Your mother won’t have many because there will be years – whole, dark, prickly years – when you don’t speak to your mother.

Your entire life, for years, will be consumed by this man who does not love you. You don’t see it, but everyone else does. Later, much later, this will embarrass and shame you, but you have to endure the barbs, the insults, the degradation because it molds you into the woman you are today. Besides, you’re too stubborn to listen to anyone or leave him until you are forced to. And even then, you leave claw marks.

You will rush through college so you can move to Florida (Florida? Really? Redheads don’t jive well with sunlight, sister.) to be with him, even though he tells you not to. He tells you not to, but you don’t listen. You are trying so hard to be who he wants, you would do anything – you would do anything – you would flay yourself open for him so he could stroke your heart, so he could rearrange your parts to suit him. But it’s not his acceptance you seek. It’s not his love you crave, not really, but because you feel you have been replaced, displaced you will run, and it will all be a mistake. But again, you will stitch yourself back together, you will staunch the bleeding with literature and poetry and some really, really bad writing.

But you will get something you want, eventually, and it’s important that you pursue it doggedly, as you did him; you will write for a living. That English degree won’t be for naught: you will eke out a career, unearthing opportunities like brushing sand off seashells, revealing the stories beneath.

After six months of being at your first professional writing gig, as a part time newspaper reporter, you will have a significant mental break as you realize on a blinding personal level – in one suffocating, mushroom cloud moment – the faceless atrocities that plague humankind. You will see what people can – and will – do to one another, and it will wash you inside out. It will bleach you. You will want to quit, to run, to get a normal job as a bank teller (don’t, because you will never get better at math, and you don’t want to), a teacher, a store clerk – anything normal that doesn’t slice the face off society and push it onto yours.

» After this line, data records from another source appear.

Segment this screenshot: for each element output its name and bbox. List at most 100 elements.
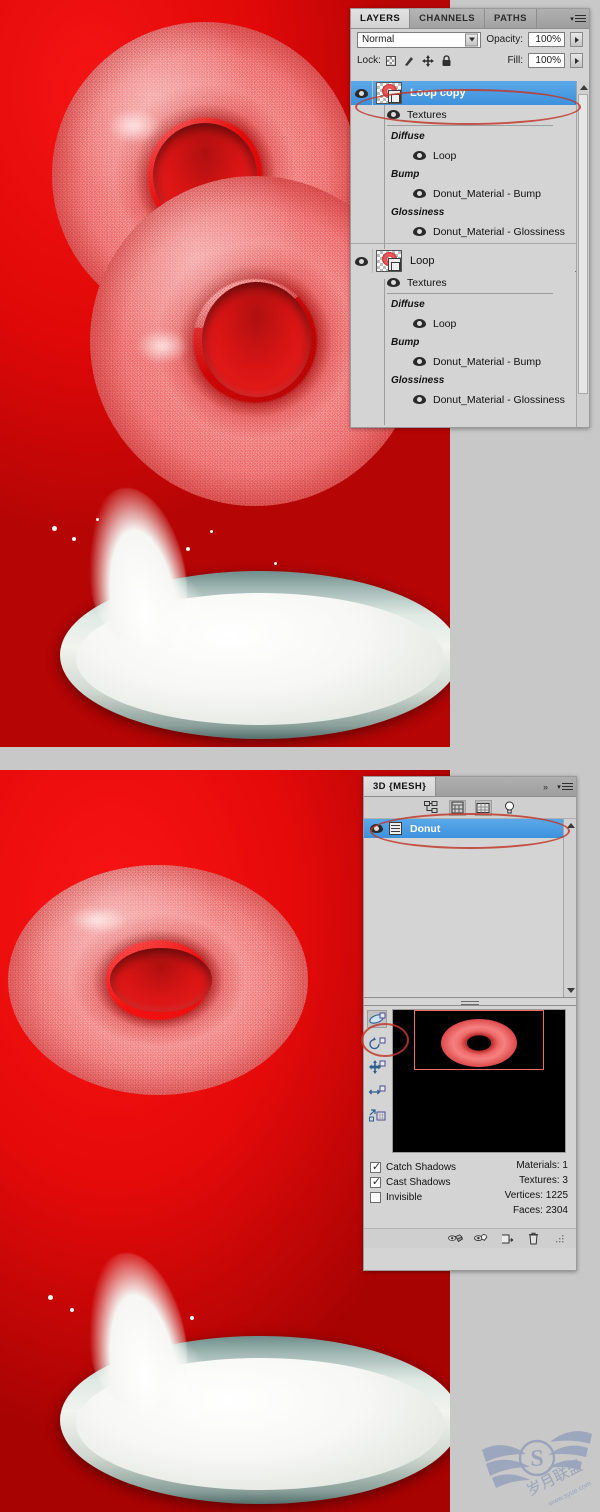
eye-icon[interactable]: [387, 278, 400, 287]
3d-layer-badge-icon: [388, 258, 401, 271]
3d-mesh-roll-icon[interactable]: [367, 1034, 387, 1052]
3d-preview-area[interactable]: [364, 1006, 576, 1156]
layer-texture-loop[interactable]: Loop: [351, 314, 589, 333]
tab-paths[interactable]: PATHS: [485, 9, 537, 28]
new-light-icon[interactable]: [500, 1232, 515, 1246]
checkbox-label: Invisible: [386, 1192, 423, 1203]
layer-texture-loop[interactable]: Loop: [351, 146, 589, 165]
layers-panel-tabbar[interactable]: LAYERS CHANNELS PATHS ▾: [351, 9, 589, 29]
materials-filter-icon[interactable]: [448, 799, 466, 816]
3d-filter-toolbar[interactable]: [364, 797, 576, 819]
lock-all-icon[interactable]: [441, 54, 452, 67]
section-label: Glossiness: [391, 207, 445, 218]
blend-mode-select[interactable]: Normal: [357, 31, 482, 48]
layers-scrollbar-thumb[interactable]: [578, 94, 588, 394]
3d-list-scrollbar[interactable]: [563, 819, 576, 997]
checkbox-cast-shadows[interactable]: Cast Shadows: [370, 1175, 472, 1190]
lights-filter-icon[interactable]: [501, 800, 518, 816]
hamburger-icon: [574, 13, 586, 24]
eye-icon[interactable]: [413, 357, 426, 366]
eye-icon[interactable]: [413, 395, 426, 404]
eye-icon[interactable]: [387, 110, 400, 119]
layer-section-bump: Bump: [351, 333, 589, 352]
layer-child-textures[interactable]: Textures: [351, 273, 589, 292]
scroll-up-arrow[interactable]: [579, 83, 588, 92]
meshes-filter-icon[interactable]: [474, 799, 492, 816]
fill-input[interactable]: 100%: [528, 53, 565, 68]
eye-icon[interactable]: [413, 151, 426, 160]
tab-3d-mesh[interactable]: 3D {MESH}: [364, 777, 437, 796]
lock-image-pixels-icon[interactable]: [403, 55, 415, 67]
layers-panel[interactable]: LAYERS CHANNELS PATHS ▾ Normal Opacity: …: [350, 8, 590, 428]
milk-droplet: [70, 1308, 74, 1312]
blend-mode-row[interactable]: Normal Opacity: 100%: [351, 29, 589, 50]
lock-row[interactable]: Lock: Fill: 100%: [351, 50, 589, 71]
scroll-down-arrow[interactable]: [566, 986, 575, 995]
3d-checkbox-group[interactable]: Catch Shadows Cast Shadows Invisible: [364, 1156, 472, 1228]
mesh-name: Donut: [410, 822, 441, 835]
layer-texture-glossiness[interactable]: Donut_Material - Glossiness: [351, 390, 589, 409]
layer-child-textures[interactable]: Textures: [351, 105, 589, 124]
toggle-light-icon[interactable]: [474, 1232, 489, 1246]
layers-list[interactable]: Loop copy Textures Diffuse Loop Bump Don…: [351, 81, 589, 427]
checkbox-box[interactable]: [370, 1160, 382, 1174]
chevron-down-icon[interactable]: [465, 33, 479, 46]
3d-mesh-drag-icon[interactable]: [367, 1058, 387, 1076]
layer-texture-bump[interactable]: Donut_Material - Bump: [351, 352, 589, 371]
layer-visibility-toggle[interactable]: [351, 81, 373, 105]
3d-mesh-slide-icon[interactable]: [367, 1082, 387, 1100]
watermark: S 岁月联盟 www.syue.com: [478, 1420, 596, 1510]
lock-transparent-pixels-icon[interactable]: [385, 55, 396, 66]
3d-properties-row[interactable]: Catch Shadows Cast Shadows Invisible Mat…: [364, 1156, 576, 1228]
collapse-panel-button[interactable]: »: [537, 777, 554, 796]
scroll-up-arrow[interactable]: [566, 821, 575, 830]
3d-mesh-list[interactable]: Donut: [364, 819, 576, 997]
milk-droplet: [52, 526, 57, 531]
layers-scrollbar[interactable]: [576, 81, 589, 427]
eye-icon[interactable]: [370, 824, 383, 833]
opacity-input[interactable]: 100%: [528, 32, 565, 47]
checkbox-box[interactable]: [370, 1175, 382, 1189]
checkbox-invisible[interactable]: Invisible: [370, 1190, 472, 1205]
layer-visibility-toggle[interactable]: [351, 249, 373, 273]
eye-icon: [355, 256, 368, 266]
stat-vertices: Vertices: 1225: [504, 1190, 568, 1201]
divider: [387, 125, 553, 126]
panel-menu-button[interactable]: ▾: [567, 9, 589, 28]
opacity-stepper[interactable]: [570, 32, 583, 47]
3d-mesh-scale-icon[interactable]: [367, 1106, 387, 1124]
chevron-down-icon: ▾: [557, 783, 561, 791]
double-chevron-right-icon: »: [542, 781, 548, 792]
resize-grip-icon[interactable]: [552, 1232, 567, 1246]
3d-mesh-rotate-icon[interactable]: [367, 1010, 387, 1028]
checkbox-catch-shadows[interactable]: Catch Shadows: [370, 1160, 472, 1175]
3d-panel[interactable]: 3D {MESH} » ▾ Donut ✓ Catch Shadows ✓ Ca…: [361, 776, 577, 1271]
mesh-item-donut[interactable]: Donut: [364, 819, 576, 838]
panel-menu-button[interactable]: ▾: [554, 777, 576, 796]
lock-position-icon[interactable]: [421, 54, 434, 67]
eye-icon[interactable]: [413, 319, 426, 328]
checkbox-box[interactable]: [370, 1192, 381, 1203]
3d-stats-group: Materials: 1 Textures: 3 Vertices: 1225 …: [472, 1156, 576, 1228]
tabbar-filler: [536, 9, 567, 28]
3d-panel-bottom-toolbar[interactable]: [364, 1228, 576, 1248]
delete-icon[interactable]: [526, 1232, 541, 1246]
3d-tool-strip[interactable]: [364, 1006, 390, 1156]
layer-row-loop[interactable]: Loop: [351, 249, 589, 273]
scene-filter-icon[interactable]: [423, 800, 440, 816]
tab-channels[interactable]: CHANNELS: [410, 9, 486, 28]
tabbar-filler: [436, 777, 537, 796]
fill-stepper[interactable]: [570, 53, 583, 68]
3d-mesh-preview[interactable]: [392, 1009, 566, 1153]
hamburger-icon: [561, 781, 573, 792]
eye-icon[interactable]: [413, 189, 426, 198]
tab-layers[interactable]: LAYERS: [351, 9, 411, 28]
layer-row-loop-copy[interactable]: Loop copy: [351, 81, 589, 105]
toggle-ground-plane-icon[interactable]: [448, 1232, 463, 1246]
layer-texture-glossiness[interactable]: Donut_Material - Glossiness: [351, 222, 589, 241]
panel-splitter[interactable]: [364, 997, 576, 1006]
layer-texture-bump[interactable]: Donut_Material - Bump: [351, 184, 589, 203]
3d-panel-tabbar[interactable]: 3D {MESH} » ▾: [364, 777, 576, 797]
eye-icon[interactable]: [413, 227, 426, 236]
lock-icons-group[interactable]: [385, 54, 452, 67]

You will remember too much; you will crave and collect talismans. You will adopt a dog in Florida, and you will name him Jedi because that’s what your boyfriend suggests, and he will be the worst dog anyone in history has ever had. He will constantly try to escape, to flee, and you will love him more than anything until you have your son. And even then, you will take more photos of the dog until you have to bury him in your mother’s backyard, lowering him into a hole that fills up with water from the driving rain almost faster than you can fill it with dirt.

But right now, you are 20 years old. You are beautiful, and you will never be more beautiful, but you don’t think so now. You feel empty, a hollow shell washed upon shore, shining and swirls caught in morning light – you are at the whim of the tides of other people’s desires, their dreams and ideas of you, and you succumb to the ebb and flow because it is easier that way. You are so young but so tired of struggling and sinking. You will stop eating. You will beat the shit out of a telephone pole with an aluminum bat, the hot sting of pain coursing up your arms will satisfy you, electric power lighting your veins in a way you haven’t had since her palm on your cheek in the pinkness of dawn.

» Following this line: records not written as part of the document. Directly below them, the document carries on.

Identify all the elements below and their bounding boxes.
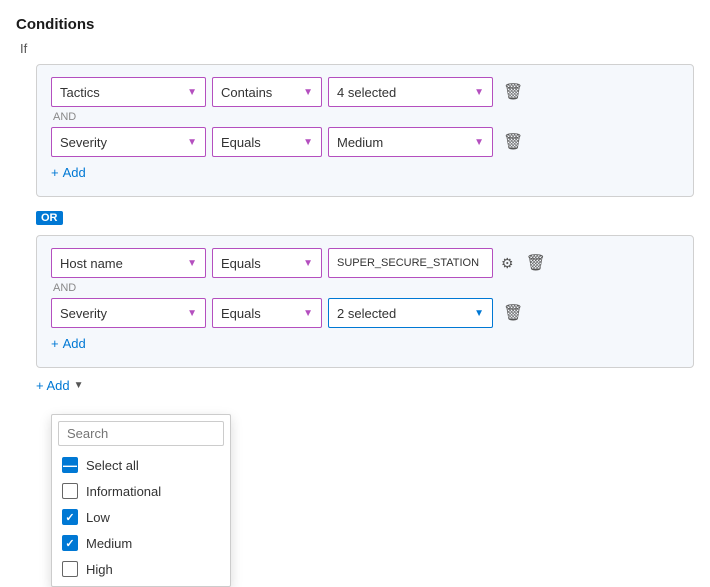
field-label-severity-1: Severity	[60, 135, 181, 150]
value-label-hostname-value: SUPER_SECURE_STATION	[337, 257, 484, 269]
field-label-severity-2: Severity	[60, 306, 181, 321]
checkbox-low: ✓	[62, 509, 78, 525]
field-select-tactics[interactable]: Tactics ▼	[51, 77, 206, 107]
partial-mark: —	[63, 458, 77, 472]
checkbox-select-all: —	[62, 457, 78, 473]
field-select-severity-2[interactable]: Severity ▼	[51, 298, 206, 328]
value-select-hostname-value[interactable]: SUPER_SECURE_STATION	[328, 248, 493, 278]
dropdown-item-medium[interactable]: ✓ Medium	[52, 530, 230, 556]
outer-add-container: + Add ▼	[36, 378, 694, 393]
add-condition-1-button[interactable]: + Add	[51, 163, 86, 182]
operator-label-contains: Contains	[221, 85, 297, 100]
chevron-down-icon: ▼	[474, 137, 484, 148]
dropdown-item-informational[interactable]: Informational	[52, 478, 230, 504]
dropdown-item-high[interactable]: High	[52, 556, 230, 582]
condition-row-2-2: Severity ▼ Equals ▼ 2 selected ▼ 🗑	[51, 298, 679, 328]
value-select-medium[interactable]: Medium ▼	[328, 127, 493, 157]
chevron-down-icon: ▼	[187, 87, 197, 98]
field-label-tactics: Tactics	[60, 85, 181, 100]
delete-row-2-2-button[interactable]: 🗑	[499, 301, 527, 325]
chevron-down-icon: ▼	[303, 258, 313, 269]
checkmark-low: ✓	[65, 511, 74, 524]
operator-select-equals-2[interactable]: Equals ▼	[212, 248, 322, 278]
and-label-2: AND	[53, 282, 679, 294]
value-label-4selected: 4 selected	[337, 85, 468, 100]
chevron-down-icon: ▼	[303, 87, 313, 98]
field-label-hostname: Host name	[60, 256, 181, 271]
add-label-1: Add	[63, 165, 86, 180]
outer-add-label: + Add	[36, 378, 70, 393]
operator-label-equals-2: Equals	[221, 256, 297, 271]
dropdown-item-low[interactable]: ✓ Low	[52, 504, 230, 530]
checkbox-medium: ✓	[62, 535, 78, 551]
value-select-2selected[interactable]: 2 selected ▼	[328, 298, 493, 328]
operator-label-equals-3: Equals	[221, 306, 297, 321]
dropdown-item-label-medium: Medium	[86, 536, 132, 551]
chevron-down-icon: ▼	[187, 308, 197, 319]
chevron-down-icon: ▼	[474, 87, 484, 98]
plus-icon-2: +	[51, 336, 59, 351]
or-connector: OR	[36, 205, 694, 231]
dropdown-item-select-all[interactable]: — Select all	[52, 452, 230, 478]
dropdown-item-label-low: Low	[86, 510, 110, 525]
chevron-down-icon: ▼	[303, 308, 313, 319]
field-select-severity-1[interactable]: Severity ▼	[51, 127, 206, 157]
operator-select-contains[interactable]: Contains ▼	[212, 77, 322, 107]
chevron-down-icon: ▼	[187, 137, 197, 148]
plus-icon: +	[51, 165, 59, 180]
add-label-2: Add	[63, 336, 86, 351]
chevron-down-icon-outer: ▼	[74, 380, 84, 391]
dropdown-search-input[interactable]	[58, 421, 224, 446]
and-label-1: AND	[53, 111, 679, 123]
dropdown-item-label-select-all: Select all	[86, 458, 139, 473]
value-label-2selected: 2 selected	[337, 306, 468, 321]
chevron-down-icon: ▼	[303, 137, 313, 148]
checkmark-medium: ✓	[65, 537, 74, 550]
delete-row-2-1-button[interactable]: 🗑	[522, 251, 550, 275]
operator-label-equals-1: Equals	[221, 135, 297, 150]
page-title: Conditions	[16, 16, 694, 33]
operator-select-equals-3[interactable]: Equals ▼	[212, 298, 322, 328]
condition-row-1-1: Tactics ▼ Contains ▼ 4 selected ▼ 🗑	[51, 77, 679, 107]
dropdown-item-label-high: High	[86, 562, 113, 577]
if-label: If	[20, 41, 694, 56]
chevron-down-icon: ▼	[474, 308, 484, 319]
operator-select-equals-1[interactable]: Equals ▼	[212, 127, 322, 157]
severity-dropdown-popup: — Select all Informational ✓ Low ✓ Mediu…	[51, 414, 231, 587]
chevron-down-icon: ▼	[187, 258, 197, 269]
condition-block-1: Tactics ▼ Contains ▼ 4 selected ▼ 🗑 AND …	[36, 64, 694, 197]
delete-row-1-2-button[interactable]: 🗑	[499, 130, 527, 154]
delete-row-1-1-button[interactable]: 🗑	[499, 80, 527, 104]
field-select-hostname[interactable]: Host name ▼	[51, 248, 206, 278]
value-select-4selected[interactable]: 4 selected ▼	[328, 77, 493, 107]
dropdown-item-label-informational: Informational	[86, 484, 161, 499]
add-condition-2-button[interactable]: + Add	[51, 334, 86, 353]
checkbox-informational	[62, 483, 78, 499]
edit-icon: ⚙	[501, 255, 514, 272]
condition-block-2: Host name ▼ Equals ▼ SUPER_SECURE_STATIO…	[36, 235, 694, 368]
value-label-medium: Medium	[337, 135, 468, 150]
or-badge: OR	[36, 211, 63, 225]
outer-add-button[interactable]: + Add ▼	[36, 378, 84, 393]
condition-row-1-2: Severity ▼ Equals ▼ Medium ▼ 🗑	[51, 127, 679, 157]
checkbox-high	[62, 561, 78, 577]
condition-row-2-1: Host name ▼ Equals ▼ SUPER_SECURE_STATIO…	[51, 248, 679, 278]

Your strength is still forming, the grit and sand of disappointment and disillusion scraping and rubbing and curling into the pearl that will form your own gritting teeth, your own sandpaper skin when you need it. And you will need it.

At 20 you are finishing college – you will graduate just months after turning 21 years old. Your entire college career – not even four years – will be spent as a minor, as a child in some eyes, as a small-town girl flung into the world before she was ready (and no, no, you will never admit that) but who gasped and broke the surface every time, who pushed away life preservers, who slammed onto shore only to stand, and breathe, and brush the sand off the smallest but brightest shell, squint up into the sun and demand more.